Pour limiter au maximum le risque de contamination, des mesures d’isolement strictes ont été prises dans les Ehpad : les visites des proches ont tout d’abord été limitées, puis interdites à la mi-mars. Puis fin mars, face à la propagation rapide du virus, Olivier Véran a durci les règles en conseillant l’isolement individuel de chaque résident dans les chambres.
De la difficulté de faire son deuil
Ces mesures visent à limiter les contacts et donc les risques de contagion pour ces personnes particulièrement vulnérables. Depuis le début de l’épidémie en France, plus de 6 500 personnes sont mortes en France dans les établissements médicaux sociaux, dont les Ehpad, des suites du coronavirus.
Mais l’isolement des aînés, plus particulièrement dans leurs derniers instants, est difficilement supportable pour les concernés comme pour leurs proches, surtout en cas de décès. "Au téléphone, ma grand-mère n'arrêtait pas de répéter : ‘Je suis toute seule, je vois personne, je vais crever toute seule’", témoigne Virginie. "Pour ma mère, c’était atroce".

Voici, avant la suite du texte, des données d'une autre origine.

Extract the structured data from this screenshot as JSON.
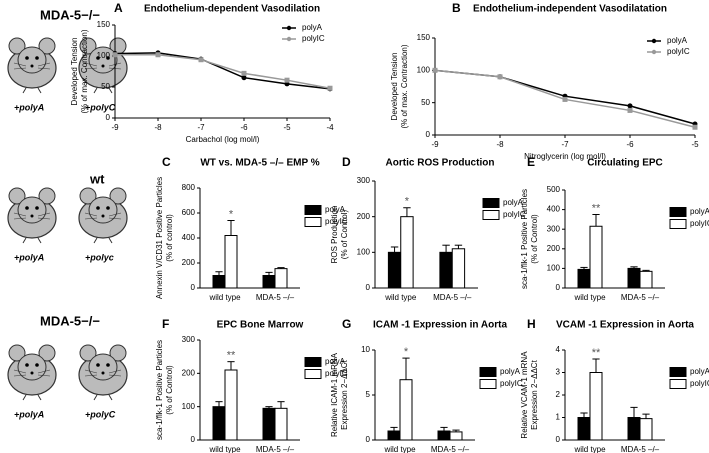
{
  "groups": [
    {
      "title": "MDA-5−/−",
      "left": "+polyA",
      "right": "+polyC"
    },
    {
      "title": "wt",
      "left": "+polyA",
      "right": "+polyc"
    },
    {
      "title": "MDA-5−/−",
      "left": "+polyA",
      "right": "+polyC"
    }
  ],
  "chart_data": [
    {
      "type": "line",
      "label": "A",
      "title": "Endothelium-dependent Vasodilation",
      "x_label": "Carbachol (log mol/l)",
      "y_label": [
        "Developed Tension",
        "(% of max. Contraction)"
      ],
      "x": [
        -9,
        -8,
        -7,
        -6,
        -5,
        -4
      ],
      "xlim": [
        -9,
        -4
      ],
      "xticks": [
        -9,
        -8,
        -7,
        -6,
        -5,
        -4
      ],
      "ylim": [
        0,
        150
      ],
      "yticks": [
        0,
        50,
        100,
        150
      ],
      "series": [
        {
          "name": "polyA",
          "color": "#000000",
          "values": [
            104,
            105,
            95,
            65,
            55,
            47
          ]
        },
        {
          "name": "polyIC",
          "color": "#999999",
          "values": [
            102,
            102,
            94,
            72,
            61,
            48
          ]
        }
      ]
    },
    {
      "type": "line",
      "label": "B",
      "title": "Endothelium-independent Vasodilatation",
      "x_label": "Nitroglycerin (log mol/l)",
      "y_label": [
        "Developed Tension",
        "(% of max. Contraction)"
      ],
      "x": [
        -9,
        -8,
        -7,
        -6,
        -5
      ],
      "xlim": [
        -9,
        -5
      ],
      "xticks": [
        -9,
        -8,
        -7,
        -6,
        -5
      ],
      "ylim": [
        0,
        150
      ],
      "yticks": [
        0,
        50,
        100,
        150
      ],
      "series": [
        {
          "name": "polyA",
          "color": "#000000",
          "values": [
            100,
            90,
            60,
            45,
            17
          ]
        },
        {
          "name": "polyIC",
          "color": "#999999",
          "values": [
            100,
            90,
            55,
            38,
            12
          ]
        }
      ]
    },
    {
      "type": "bar",
      "label": "C",
      "title": "WT vs. MDA-5 –/– EMP %",
      "y_label": [
        "Annexin V/CD31 Positive Particles",
        "(% of control)"
      ],
      "categories": [
        "wild type",
        "MDA-5 –/–"
      ],
      "ylim": [
        0,
        800
      ],
      "yticks": [
        0,
        200,
        400,
        600,
        800
      ],
      "annotation": "*",
      "series": [
        {
          "name": "polyA",
          "color": "#000000",
          "values": [
            100,
            100
          ],
          "errors": [
            30,
            25
          ]
        },
        {
          "name": "polyIC",
          "color": "#ffffff",
          "values": [
            420,
            155
          ],
          "errors": [
            120,
            8
          ]
        }
      ]
    },
    {
      "type": "bar",
      "label": "D",
      "title": "Aortic ROS Production",
      "y_label": [
        "ROS Production",
        "(% of Control)"
      ],
      "categories": [
        "wild type",
        "MDA-5 –/–"
      ],
      "ylim": [
        0,
        300
      ],
      "yticks": [
        0,
        100,
        200,
        300
      ],
      "annotation": "*",
      "series": [
        {
          "name": "polyA",
          "color": "#000000",
          "values": [
            100,
            100
          ],
          "errors": [
            15,
            20
          ]
        },
        {
          "name": "polyIC",
          "color": "#ffffff",
          "values": [
            200,
            110
          ],
          "errors": [
            25,
            10
          ]
        }
      ]
    },
    {
      "type": "bar",
      "label": "E",
      "title": "Circulating EPC",
      "y_label": [
        "sca-1/flk-1 Positive Particles",
        "(% of Control)"
      ],
      "categories": [
        "wild type",
        "MDA-5 –/–"
      ],
      "ylim": [
        0,
        500
      ],
      "yticks": [
        0,
        100,
        200,
        300,
        400,
        500
      ],
      "annotation": "**",
      "series": [
        {
          "name": "polyA",
          "color": "#000000",
          "values": [
            95,
            100
          ],
          "errors": [
            10,
            8
          ]
        },
        {
          "name": "polyIC",
          "color": "#ffffff",
          "values": [
            315,
            85
          ],
          "errors": [
            60,
            5
          ]
        }
      ]
    },
    {
      "type": "bar",
      "label": "F",
      "title": "EPC Bone Marrow",
      "y_label": [
        "sca-1/flk-1 Positive Particles",
        "(% of Control)"
      ],
      "categories": [
        "wild type",
        "MDA-5 –/–"
      ],
      "ylim": [
        0,
        300
      ],
      "yticks": [
        0,
        100,
        200,
        300
      ],
      "annotation": "**",
      "series": [
        {
          "name": "polyA",
          "color": "#000000",
          "values": [
            100,
            95
          ],
          "errors": [
            15,
            5
          ]
        },
        {
          "name": "polyIC",
          "color": "#ffffff",
          "values": [
            210,
            95
          ],
          "errors": [
            25,
            20
          ]
        }
      ]
    },
    {
      "type": "bar",
      "label": "G",
      "title": "ICAM -1 Expression in Aorta",
      "y_label": [
        "Relative ICAM-1 mRNA",
        "Expression 2−ΔΔCt"
      ],
      "categories": [
        "wild type",
        "MDA-5 –/–"
      ],
      "ylim": [
        0,
        10
      ],
      "yticks": [
        0,
        5,
        10
      ],
      "annotation": "*",
      "series": [
        {
          "name": "polyA",
          "color": "#000000",
          "values": [
            1,
            1
          ],
          "errors": [
            0.4,
            0.4
          ]
        },
        {
          "name": "polyIC",
          "color": "#ffffff",
          "values": [
            6.7,
            0.9
          ],
          "errors": [
            2.4,
            0.2
          ]
        }
      ]
    },
    {
      "type": "bar",
      "label": "H",
      "title": "VCAM -1 Expression in Aorta",
      "y_label": [
        "Relative VCAM-1 mRNA",
        "Expression 2−ΔΔCt"
      ],
      "categories": [
        "wild type",
        "MDA-5 –/–"
      ],
      "ylim": [
        0,
        4
      ],
      "yticks": [
        0,
        1,
        2,
        3,
        4
      ],
      "annotation": "**",
      "series": [
        {
          "name": "polyA",
          "color": "#000000",
          "values": [
            1,
            1
          ],
          "errors": [
            0.2,
            0.45
          ]
        },
        {
          "name": "polyIC",
          "color": "#ffffff",
          "values": [
            3,
            0.95
          ],
          "errors": [
            0.6,
            0.2
          ]
        }
      ]
    }
  ]
}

Les psychiatres et gérontologues tirent la sonnette d’alarme. On ne peut pas faire son deuil si on n'a pas accompagné son proche à la fin de sa vie, a expliqué sur France Inter le psychiatre Serge Hefez, qui a lui-même perdu sa mère dans un Ehpad en temps de confinement. "Toute la noblesse et la dignité en fin de vie d'un proche est de les accompagner, leur tenir la main, les rassurer, être près d’eux pour ce passage de la vie à la mort et pourtant beaucoup en sont privés. On perd notre humanité, on entre dans une espèce de barbarie en étant dans un hygiénisme trop protecteur alors même que la mort fait partie du rythme de la vie", estime Serge Hefez.
Des appels qui semblent avoir été entendus par le chef de l’État. Dans son discours du 13 avril consacré à la crise sanitaire actuelle, Emmanuel Macron a annoncé au sujet des personnes en fin de vie : "Je souhaite que les hôpitaux et les maisons de retraite puissent permettre d’organiser pour les plus proches, avec les bonnes protections, la visite aux malades en fin de vie, afin de pouvoir leur dire adieu".
"Il n’y a pas d’âge pour mourir dans la dignité"
"Dire adieu à son vieux, ça change tout", confirme Virginie Verlyndes. Grâce à la compréhension d’un médecin qui "a accepté de déroger aux règles par humanité", selon Virginie, Simone a pu recevoir la visite de sa fille dans ses derniers moments. "Ma mère (Laurence) a fait le forcing pour la voir. Un médecin a entendu sa détresse et l’a laissée venir malgré les interdictions".
Le personnel a équipé Laurence d’un masque, d’une blouse, de gants et l’a laissée passer une demi-heure au chevet de sa mère, mourante. "Ma mère a pu lui prendre la main même si le médecin ne voulait pas qu’elle le fasse. Elle a pu lui demander d’ouvrir les yeux, lui parler une dernière fois, prendre une photo pour nous tous. Et surtout, lui dire au revoir".
Deux heures après le départ de sa fille, Simone mourait à l’hôpital. "Le fait d’avoir pu voir sa mère, d’avoir pu lui parler, la toucher, lui dire qu’elle était là, ça a tout changé. Pour elle et pour nous, les petits enfants", explique Virginie. "Je suis biologiste et je comprends tout à fait le phénomène de sélection naturelle. Ma grand-mère avait 99 ans, c’est un bel âge pour mourir. Mais il n’y a pas d’âge pour mourir dans la dignité".